Socialists have varying opinions on this matter. Ultimately though, for socialism to be established across the world, and for it to work, support for it would have to be so massive that it wouldn’t make any difference what voting system was in place. There is the more vexing question of how to do voting in a socialist society, given that mathematically-speaking there is no voting system which can be ‘fair’ to everyone. This sobering fact was first established in 1950 by Nobel prize-winning economist Kenneth Arrow, whose ‘impossibility theorem’ surveyed all the possible voting systems then known and found that none could meet all his proposed criteria for fairness. Since then new contenders have come forward, or at least old ones in new livery. One of these is ‘range-voting’, a style of voting used in medieval Venice and more recently to rate YouTube videos, where you give candidates a score out of 10, or give them no score, or the same score, with the highest aggregate score giving the winner (New Scientist, 12 April 2008). But there are downsides to every system. In many, a candidate can win even if they were not most people’s first choice. Plus the systems can be gamed by strategic voting, a tactic quite likely in capitalist elections if not in socialism.

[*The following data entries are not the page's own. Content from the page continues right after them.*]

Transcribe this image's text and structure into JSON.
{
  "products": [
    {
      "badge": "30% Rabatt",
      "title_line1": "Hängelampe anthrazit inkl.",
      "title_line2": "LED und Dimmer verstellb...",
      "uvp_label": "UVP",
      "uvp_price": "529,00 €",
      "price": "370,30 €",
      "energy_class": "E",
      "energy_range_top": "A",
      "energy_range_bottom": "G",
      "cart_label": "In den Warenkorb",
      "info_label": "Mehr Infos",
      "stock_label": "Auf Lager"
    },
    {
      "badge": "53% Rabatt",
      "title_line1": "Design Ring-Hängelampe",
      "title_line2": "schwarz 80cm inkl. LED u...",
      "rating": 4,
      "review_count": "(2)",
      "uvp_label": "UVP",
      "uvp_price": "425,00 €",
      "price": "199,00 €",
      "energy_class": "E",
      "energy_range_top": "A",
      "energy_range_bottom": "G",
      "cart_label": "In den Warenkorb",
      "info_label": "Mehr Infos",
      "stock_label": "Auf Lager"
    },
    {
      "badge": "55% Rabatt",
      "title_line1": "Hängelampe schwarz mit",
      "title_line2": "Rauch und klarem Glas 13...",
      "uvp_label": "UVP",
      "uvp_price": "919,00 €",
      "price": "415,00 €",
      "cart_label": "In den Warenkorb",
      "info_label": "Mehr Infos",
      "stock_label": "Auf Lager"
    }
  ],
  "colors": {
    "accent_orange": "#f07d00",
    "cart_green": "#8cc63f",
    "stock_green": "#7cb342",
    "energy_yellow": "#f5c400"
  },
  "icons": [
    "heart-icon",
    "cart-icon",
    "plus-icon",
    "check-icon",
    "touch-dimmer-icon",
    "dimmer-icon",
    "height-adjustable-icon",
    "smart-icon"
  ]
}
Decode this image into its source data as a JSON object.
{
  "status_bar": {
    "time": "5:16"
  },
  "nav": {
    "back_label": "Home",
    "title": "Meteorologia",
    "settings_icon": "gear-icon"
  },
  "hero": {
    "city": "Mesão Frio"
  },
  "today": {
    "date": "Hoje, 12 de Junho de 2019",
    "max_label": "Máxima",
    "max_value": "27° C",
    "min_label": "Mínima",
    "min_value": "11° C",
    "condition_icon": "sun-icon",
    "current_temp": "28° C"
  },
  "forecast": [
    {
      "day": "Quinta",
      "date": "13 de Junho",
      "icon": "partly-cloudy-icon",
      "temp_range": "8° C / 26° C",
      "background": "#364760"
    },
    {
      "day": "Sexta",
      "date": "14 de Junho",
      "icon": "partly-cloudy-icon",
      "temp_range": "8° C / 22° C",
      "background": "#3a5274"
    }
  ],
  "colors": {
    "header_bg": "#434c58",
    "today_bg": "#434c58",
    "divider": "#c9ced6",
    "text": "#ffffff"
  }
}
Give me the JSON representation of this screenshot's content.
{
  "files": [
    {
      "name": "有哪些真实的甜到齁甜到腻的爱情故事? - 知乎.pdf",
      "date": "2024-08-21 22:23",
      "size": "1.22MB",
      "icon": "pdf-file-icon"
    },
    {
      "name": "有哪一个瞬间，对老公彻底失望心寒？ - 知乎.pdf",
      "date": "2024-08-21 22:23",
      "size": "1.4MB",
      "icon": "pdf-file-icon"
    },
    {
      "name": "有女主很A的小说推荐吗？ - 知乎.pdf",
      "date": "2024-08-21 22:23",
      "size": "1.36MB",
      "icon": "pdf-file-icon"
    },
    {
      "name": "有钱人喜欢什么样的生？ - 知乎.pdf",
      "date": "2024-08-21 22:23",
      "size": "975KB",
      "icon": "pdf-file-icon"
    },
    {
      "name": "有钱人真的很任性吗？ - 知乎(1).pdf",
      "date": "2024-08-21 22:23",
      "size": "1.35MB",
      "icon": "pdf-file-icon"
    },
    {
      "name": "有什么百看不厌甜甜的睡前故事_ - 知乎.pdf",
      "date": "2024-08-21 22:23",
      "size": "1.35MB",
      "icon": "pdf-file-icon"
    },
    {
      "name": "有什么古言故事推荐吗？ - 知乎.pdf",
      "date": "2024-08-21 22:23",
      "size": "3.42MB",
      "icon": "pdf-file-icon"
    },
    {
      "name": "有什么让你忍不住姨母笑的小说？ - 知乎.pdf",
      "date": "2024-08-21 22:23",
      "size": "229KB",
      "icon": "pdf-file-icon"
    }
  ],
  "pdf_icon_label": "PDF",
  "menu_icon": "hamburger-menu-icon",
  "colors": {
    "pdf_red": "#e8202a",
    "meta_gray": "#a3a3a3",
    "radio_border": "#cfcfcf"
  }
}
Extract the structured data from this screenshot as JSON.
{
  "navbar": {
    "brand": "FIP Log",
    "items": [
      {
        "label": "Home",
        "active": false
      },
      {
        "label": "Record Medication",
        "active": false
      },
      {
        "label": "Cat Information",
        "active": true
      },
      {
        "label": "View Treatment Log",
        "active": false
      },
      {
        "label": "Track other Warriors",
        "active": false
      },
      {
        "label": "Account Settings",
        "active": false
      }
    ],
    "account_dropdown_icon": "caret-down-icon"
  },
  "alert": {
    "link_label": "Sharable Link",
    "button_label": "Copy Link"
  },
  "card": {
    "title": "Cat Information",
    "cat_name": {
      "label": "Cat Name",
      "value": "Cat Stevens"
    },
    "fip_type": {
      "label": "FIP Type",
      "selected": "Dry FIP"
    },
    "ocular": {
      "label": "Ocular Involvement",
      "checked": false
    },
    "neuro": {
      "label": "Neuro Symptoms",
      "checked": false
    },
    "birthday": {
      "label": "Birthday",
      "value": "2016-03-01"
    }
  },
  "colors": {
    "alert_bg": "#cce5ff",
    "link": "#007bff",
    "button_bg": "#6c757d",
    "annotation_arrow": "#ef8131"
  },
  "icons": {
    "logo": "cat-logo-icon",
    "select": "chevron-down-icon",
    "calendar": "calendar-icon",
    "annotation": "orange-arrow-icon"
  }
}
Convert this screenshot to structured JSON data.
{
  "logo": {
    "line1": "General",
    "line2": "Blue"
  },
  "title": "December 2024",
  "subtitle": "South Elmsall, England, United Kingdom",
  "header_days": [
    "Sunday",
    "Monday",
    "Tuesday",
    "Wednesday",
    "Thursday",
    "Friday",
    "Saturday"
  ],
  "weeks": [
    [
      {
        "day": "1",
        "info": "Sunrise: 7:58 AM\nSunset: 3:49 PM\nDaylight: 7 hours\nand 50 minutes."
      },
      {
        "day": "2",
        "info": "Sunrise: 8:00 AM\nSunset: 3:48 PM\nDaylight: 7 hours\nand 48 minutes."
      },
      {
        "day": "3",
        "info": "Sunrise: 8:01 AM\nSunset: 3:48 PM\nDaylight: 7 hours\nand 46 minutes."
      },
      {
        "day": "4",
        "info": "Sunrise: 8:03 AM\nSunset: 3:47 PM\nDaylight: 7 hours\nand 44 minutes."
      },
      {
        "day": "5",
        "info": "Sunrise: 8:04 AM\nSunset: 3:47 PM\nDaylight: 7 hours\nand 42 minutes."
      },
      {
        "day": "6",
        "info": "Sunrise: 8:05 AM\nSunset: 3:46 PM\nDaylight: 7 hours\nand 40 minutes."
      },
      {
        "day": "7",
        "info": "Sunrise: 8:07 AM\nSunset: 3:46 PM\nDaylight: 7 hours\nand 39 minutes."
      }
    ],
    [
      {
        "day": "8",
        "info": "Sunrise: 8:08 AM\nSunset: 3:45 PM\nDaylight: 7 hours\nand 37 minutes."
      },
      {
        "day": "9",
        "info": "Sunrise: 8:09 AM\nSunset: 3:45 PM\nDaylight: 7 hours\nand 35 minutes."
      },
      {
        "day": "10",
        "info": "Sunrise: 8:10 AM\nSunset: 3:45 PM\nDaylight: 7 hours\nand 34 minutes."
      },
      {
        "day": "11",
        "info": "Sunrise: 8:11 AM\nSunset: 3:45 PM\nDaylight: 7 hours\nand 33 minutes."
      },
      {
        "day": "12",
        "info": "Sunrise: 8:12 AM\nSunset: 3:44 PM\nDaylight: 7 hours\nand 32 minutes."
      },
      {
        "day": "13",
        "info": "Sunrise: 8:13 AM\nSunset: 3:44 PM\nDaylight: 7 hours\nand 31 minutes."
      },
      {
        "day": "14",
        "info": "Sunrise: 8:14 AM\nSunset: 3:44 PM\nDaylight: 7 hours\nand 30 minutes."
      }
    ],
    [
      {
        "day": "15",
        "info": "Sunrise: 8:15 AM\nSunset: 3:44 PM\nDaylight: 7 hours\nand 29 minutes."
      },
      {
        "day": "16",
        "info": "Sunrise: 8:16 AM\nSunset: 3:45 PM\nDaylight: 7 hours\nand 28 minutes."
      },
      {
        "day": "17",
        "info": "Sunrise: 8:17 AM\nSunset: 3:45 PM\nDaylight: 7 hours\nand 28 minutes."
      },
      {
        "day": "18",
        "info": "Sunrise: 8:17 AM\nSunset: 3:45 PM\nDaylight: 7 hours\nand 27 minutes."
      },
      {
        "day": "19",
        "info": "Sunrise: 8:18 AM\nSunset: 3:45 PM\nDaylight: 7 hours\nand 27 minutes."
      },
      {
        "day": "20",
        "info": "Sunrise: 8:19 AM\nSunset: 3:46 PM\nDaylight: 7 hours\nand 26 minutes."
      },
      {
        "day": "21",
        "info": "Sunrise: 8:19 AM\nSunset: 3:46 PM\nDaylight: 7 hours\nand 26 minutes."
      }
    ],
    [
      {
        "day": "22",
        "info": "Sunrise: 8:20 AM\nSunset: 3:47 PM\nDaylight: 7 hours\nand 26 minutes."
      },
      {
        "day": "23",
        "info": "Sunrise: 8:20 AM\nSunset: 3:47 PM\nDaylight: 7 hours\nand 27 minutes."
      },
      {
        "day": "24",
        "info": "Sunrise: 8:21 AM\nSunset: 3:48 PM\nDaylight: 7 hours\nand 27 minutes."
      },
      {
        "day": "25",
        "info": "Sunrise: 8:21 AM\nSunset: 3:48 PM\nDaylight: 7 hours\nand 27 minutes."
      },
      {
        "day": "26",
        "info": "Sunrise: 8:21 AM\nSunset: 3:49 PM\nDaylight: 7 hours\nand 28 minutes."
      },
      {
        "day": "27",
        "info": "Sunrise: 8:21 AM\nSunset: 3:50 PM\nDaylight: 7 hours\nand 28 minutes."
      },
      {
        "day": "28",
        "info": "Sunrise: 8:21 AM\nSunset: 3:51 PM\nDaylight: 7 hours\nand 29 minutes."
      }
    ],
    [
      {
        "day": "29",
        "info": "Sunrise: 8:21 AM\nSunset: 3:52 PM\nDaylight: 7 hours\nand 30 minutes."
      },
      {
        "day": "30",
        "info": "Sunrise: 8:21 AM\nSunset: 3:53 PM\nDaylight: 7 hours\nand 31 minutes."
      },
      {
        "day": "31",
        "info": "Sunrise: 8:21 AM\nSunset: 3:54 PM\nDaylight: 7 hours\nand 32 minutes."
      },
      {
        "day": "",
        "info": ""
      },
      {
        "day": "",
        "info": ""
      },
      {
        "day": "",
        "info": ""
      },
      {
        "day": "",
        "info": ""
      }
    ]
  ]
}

Still, this is not a question for socialists to get bogged down in. People in socialism would choose the system which delivered the greatest fairness to the greatest number. If it turned out not to work, they’d try something else. Formal voting might not even be a large factor in socialist society, since for all we know people might devise more informal ways of operating society which did not require it. How often do you see hands-in-the-air voting systems employed in groups organising a party or a picnic or a volunteer building project, after all? It might be that voting would only occur, on the whole, on the rare occasions when disputes arose, or things went wrong, rather than as a regular and ritualised social institution. How this might work, and work transparently, is not for us to guess. What is true is that we can’t make assumptions about democratic structures in socialism based on structures which exist in today’s capitalist world, where an elaborate apparatus exists mainly for show. Opponents like to caricature socialism as endless meetings getting in the way of real work. Socialists who are accustomed to today’s procedural complexities have sometimes projected similar procedures into the future, scaling them up to the level of global super-conferences and the like and thus inadvertently lending support to the caricaturists. What gets forgotten in all this is the issue of trust. As we have learned to trust scientists to do a good job, and the scientific method to expose those who don’t, so we might learn to trust other socialists to do a good job, and the socialist political method to uncover bad jobs where necessary, rather than set ourselves the impossible task of personally scrutinising every decision, every resource budget and every policy document for signs of weakness. The emancipation of humanity from wage-servitude doesn’t have to mean we all become full-time nit-pickers and bureaucrats. It could just as easily mean a welcome release from obsessing about the democratic process itself.